The expected Fisher information matrix of $\boldsymbol{\theta} = (\alpha, \beta)$ based on a single observation is given by

 $$\mathbf{I}(\boldsymbol{\theta}) = [I_{ij}] =
\begin{pmatrix}
\frac{1}{\alpha} & \frac{1}{\alpha \beta}(1 - \gamma - \log \alpha) \\
\frac{1}{\alpha \beta}(1 - \gamma - \log \alpha) & \frac{1}{\beta^2} \left[ \frac{\pi^2}{6} + (1 - \gamma - \log \alpha)^2 \right]
\end{pmatrix},$$

where $\pi \simeq 3.141593$ and $\gamma \simeq 0.577216$ is the Euler’s constant.

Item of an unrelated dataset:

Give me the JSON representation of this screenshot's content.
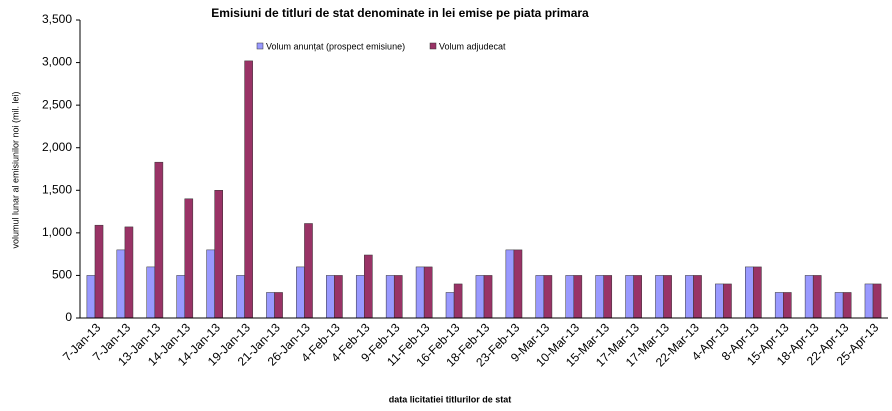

== Special cases and related distributions ==
When $\beta = 1$, $x$ follows the power function distribution and the $r$th raw moment of the UW distribution becomes:

 $\mu'_r = \mathbb{E}(X^r) = \frac{\alpha}{r + \alpha}, \quad r = 1, 2, \ldots.$

In this case, the mean, variance, skewness and kurtosis, are:

 $$\mu = \frac{\alpha}{1 + \alpha}, \qquad
\sigma^2 = \frac{\alpha}{(1 + \alpha)^2 (2 + \alpha)},$$

 $$\textit{skewness} = \frac{2(1 - \alpha)}{(2 + \alpha)} \sqrt{1 + \frac{2}{\alpha}}, \qquad
\textit{kurtosis} = \frac{3(2 + \alpha)(2 - \alpha + 3\alpha^2)}{\alpha (3 + \alpha)(4 + \alpha)}.$$

The skewness can be negative, zero, or positive when $\alpha < 1, \alpha = 1, \alpha > 1$. And if $\alpha = 1$, with $\beta = 1$, $x$ follows the standard uniform distribution, and the measures becomes:

 $$\mu = \frac{1}{2}, \qquad
\sigma^2 = \frac{1}{12}, \qquad
\textit{skewness} = 0, \quad \textit{kurtosis} = \frac{9}{5}.$$

For the case of $\beta = 2$, $x$ follows the unit-Rayleigh distribution, and:

 $$\mu'_r = \mathbb{E}(X^r) = 1 - \frac{\sqrt{\pi}}{2\sqrt{\alpha}} \, r \, e^{r^2 / (4\alpha)} \,
\mathrm{erfc} \left( \frac{r}{2\sqrt{\alpha}} \right), \qquad r = 1, 2, \ldots,$$

where

 $\mathrm{erfc}(z) = \frac{2}{\sqrt{\pi}} \int_z^{\infty} e^{-x^2} \, dx, \qquad z > 0,$

Is the complementary error function. In this case, the measures of the distribution are:

 $$\mu = 1 - \frac{\sqrt{\pi}}{2\sqrt{\alpha}} \, e^{1/\alpha} \,
\mathrm{erfc} \left( \frac{1}{2\sqrt{\alpha}} \right),

\sigma^2 = 1 - \frac{\sqrt{\pi}}{\sqrt{\alpha}} \, e^{1/\alpha} \,
\mathrm{erfc} \left( \frac{1}{\sqrt{\alpha}} \right)
- \left[ 1 - \frac{\sqrt{\pi}}{2\sqrt{\alpha}} \, e^{1/\alpha} \,
\mathrm{erfc} \left( \frac{1}{2\sqrt{\alpha}} \right) \right]^2.$$

== Applications ==
It was shown to outperform, against other distributions, like the Beta and Kumaraswamy distributions, in: maximum flood level, petroleum reservoirs, risk management cost effectiveness, and recovery rate of CD34+cells data.